The cemetries of Paris absorbed all they could. The victims, placed side by side, without any other covering than their clothes, filled enormous ditches at the Père Lachaise, Montmartre, Mont-Parnasse, where the people in pious rememberance will annually come as pilgrims. Others, more unfortunate, were carried out of the town. At Charonne, Bagnolet, Bicêtre, etc. the trenches dug during the first siege were utilized. ‘There nothing is to be feared of the cadaverous emanations,’ said La Liberté ‘an impure blood will water the soil of the labourer, fecundating it. The deceased delegate at war will be able to pass a review of his faithful followers at the hour of midnight; the watchword will be ‘Incendiarism and assassination.’ Women by the side of the lugubrious trench endeavoured to recognize these remains. The police waited that their grief should betray them, in order to arrest those ‘females of insurgents.’


The burying of such a large number of corpses soon became too difficult, and they were burnt in the casemates of the fortifications; but for want of draught the combustion was incomplete, and the bodies were reduced to a pulp. At the Buttes Chaumont the corpses, piled up in enormous heaps, inundated with petroleum, were burnt in the open air.
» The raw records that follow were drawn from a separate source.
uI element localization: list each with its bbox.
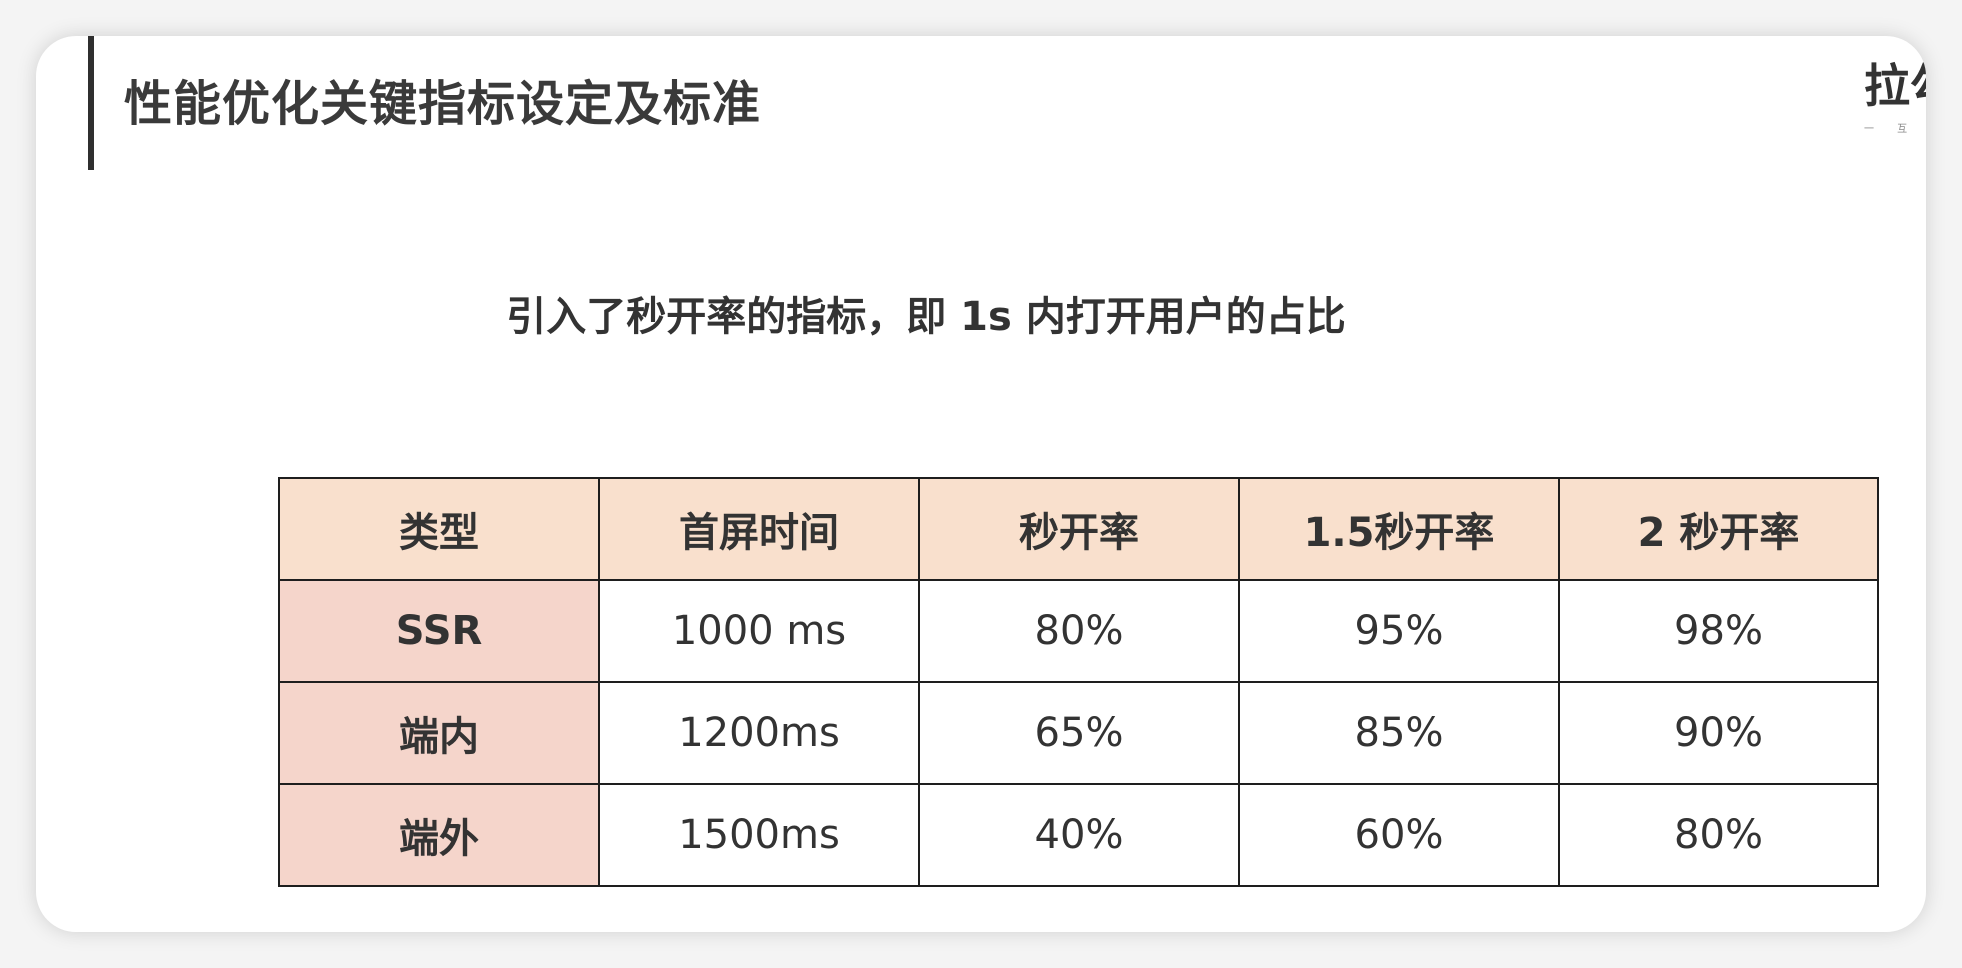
brand-logo-subtext: 一 互 联 (1864, 124, 1926, 135)
table-cell: 95% (1238, 579, 1560, 683)
row-type-label: 端内 (278, 681, 600, 785)
table-header-row: 类型 首屏时间 秒开率 1.5秒开率 2 秒开率 (278, 477, 1879, 581)
header-1-5s-open-rate: 1.5秒开率 (1238, 477, 1560, 581)
table-cell: 1000 ms (598, 579, 920, 683)
header-type: 类型 (278, 477, 600, 581)
page-title: 性能优化关键指标设定及标准 (124, 76, 762, 132)
table-cell: 1500ms (598, 783, 920, 887)
table-cell: 60% (1238, 783, 1560, 887)
table-cell: 80% (1558, 783, 1879, 887)
metrics-table: 类型 首屏时间 秒开率 1.5秒开率 2 秒开率 SSR 1000 ms 80%… (278, 477, 1879, 887)
table-cell: 98% (1558, 579, 1879, 683)
table-cell: 40% (918, 783, 1240, 887)
table-cell: 90% (1558, 681, 1879, 785)
table-row: SSR 1000 ms 80% 95% 98% (278, 579, 1879, 683)
table-cell: 80% (918, 579, 1240, 683)
header-2s-open-rate: 2 秒开率 (1558, 477, 1879, 581)
slide: 性能优化关键指标设定及标准 拉勾 一 互 联 引入了秒开率的指标，即 1s 内打… (36, 36, 1926, 932)
row-type-label: 端外 (278, 783, 600, 887)
title-accent-bar (88, 36, 94, 170)
table-row: 端内 1200ms 65% 85% 90% (278, 681, 1879, 785)
table-cell: 1200ms (598, 681, 920, 785)
table-row: 端外 1500ms 40% 60% 80% (278, 783, 1879, 887)
row-type-label: SSR (278, 579, 600, 683)
brand-logo: 拉勾 一 互 联 (1864, 60, 1926, 160)
table-cell: 85% (1238, 681, 1560, 785)
brand-logo-text: 拉勾 (1864, 60, 1926, 113)
header-1s-open-rate: 秒开率 (918, 477, 1240, 581)
table-cell: 65% (918, 681, 1240, 785)
header-first-screen-time: 首屏时间 (598, 477, 920, 581)
slide-subtitle: 引入了秒开率的指标，即 1s 内打开用户的占比 (506, 294, 1346, 340)
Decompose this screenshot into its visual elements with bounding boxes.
The wholesale massacres lasted up to the first days of June, and the summary executions up to the middle of that month. For a long time mysterious dramas were enacted in the Bois de Boulogne. Never will the exact number of the victims of the Bloody Week be known. The chief of military justice admitted 17,000 shot, the municipal council of Paris paid the expenses of burial of 17,000 corpses; but a great number were killed out of Paris or burnt. There is no exaggeration in saying 20,000 at least.


Many battlefields have numbered more dead, but these at least had fallen in the fury of the combat. The century has not witnessed such a slaughtering after the battle; there is nothing to equal it in the history of our civil struggles. St. Bartholomew’s Day, June 1848, the 2nd December, would form but an episode of the massacres of May. Even the great executioners of Rome and modern times pale before the Duke of Magenta. The hecatombs of the Asiatic victors, the fetes of Dahomey alone could give some idea of this butchery of proletarians.


Such was the repression ‘by the laws, with the laws.’ And during these atrocities of incomparably worse than Bulgarian type, the bourgeoisie, raising to heaven its bloody hands, undertook to incite the whole world against this people, who, after two months of domination and the massacre of thousands of their own, had shed the blood of sixty-three prisoners.